Some of these reasons are why the usual corporate VPN client is pretty invasive - it intercepts (or stops) the traffic to the Internet. In some cases you lose access to your local network as well.

Connecting to 2 or more corporate networks complexifies the things because you expose both your clients to risks arising from your connection to the other one. Do they have any reason to trust each other?

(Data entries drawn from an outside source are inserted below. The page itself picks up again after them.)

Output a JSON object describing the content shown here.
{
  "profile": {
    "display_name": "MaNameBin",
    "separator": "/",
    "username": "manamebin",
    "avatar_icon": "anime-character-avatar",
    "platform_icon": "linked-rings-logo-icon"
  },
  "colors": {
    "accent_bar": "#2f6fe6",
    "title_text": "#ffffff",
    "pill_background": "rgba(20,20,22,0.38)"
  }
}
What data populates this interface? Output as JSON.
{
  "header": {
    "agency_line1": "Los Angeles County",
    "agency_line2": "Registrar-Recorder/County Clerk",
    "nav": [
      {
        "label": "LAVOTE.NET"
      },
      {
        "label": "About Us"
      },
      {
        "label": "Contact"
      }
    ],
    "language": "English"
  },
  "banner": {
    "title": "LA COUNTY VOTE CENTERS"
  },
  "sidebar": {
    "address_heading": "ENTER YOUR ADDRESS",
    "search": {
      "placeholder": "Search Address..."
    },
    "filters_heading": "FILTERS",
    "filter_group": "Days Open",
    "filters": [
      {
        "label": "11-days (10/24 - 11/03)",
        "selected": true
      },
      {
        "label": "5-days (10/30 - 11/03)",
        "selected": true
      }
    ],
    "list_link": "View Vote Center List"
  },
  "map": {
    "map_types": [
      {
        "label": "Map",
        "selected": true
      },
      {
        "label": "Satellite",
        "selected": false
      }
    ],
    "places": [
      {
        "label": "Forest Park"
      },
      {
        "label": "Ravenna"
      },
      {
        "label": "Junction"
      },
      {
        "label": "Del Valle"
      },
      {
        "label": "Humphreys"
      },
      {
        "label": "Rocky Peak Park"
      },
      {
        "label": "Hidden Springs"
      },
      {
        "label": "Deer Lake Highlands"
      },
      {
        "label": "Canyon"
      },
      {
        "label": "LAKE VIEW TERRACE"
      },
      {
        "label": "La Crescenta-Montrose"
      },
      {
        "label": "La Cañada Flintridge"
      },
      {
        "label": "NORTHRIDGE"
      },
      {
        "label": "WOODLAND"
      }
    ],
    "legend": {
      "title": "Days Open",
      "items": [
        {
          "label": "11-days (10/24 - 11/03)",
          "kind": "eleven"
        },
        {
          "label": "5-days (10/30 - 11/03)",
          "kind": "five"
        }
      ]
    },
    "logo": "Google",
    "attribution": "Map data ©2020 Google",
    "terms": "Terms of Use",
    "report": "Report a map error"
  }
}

Depending on the security requirements of your clients (and your own), the solution may range from:

  • do nothing. Use whatever configuration "just works" and hope for the best
  • connect to only one corporate network at a time
  • setup (or hack - you may not be able to setup) VPN clients to route only the traffic related to the corresponding party
  • setup a separate VM for running the VPN client and whatever else you need to contact the corresponding party
  • setup a separate hardware dedicated to working with the corresponding party
  • the above + split teams (dedicated person contacting the network of the corresponding party)

etc, etc

I personally had to do everything of the above in different cases.

Depending on circumstances, it may be a clear breach of your NDA to route information from one client into TLS-decrypting firewall of another one. Including, but not limited to, your own email access.

Some of the above (e.g. hacking the VPN client) may also piss the hell out of some control-obsessed corporate IT (guess where I know from) even if it is the only way you can do your work.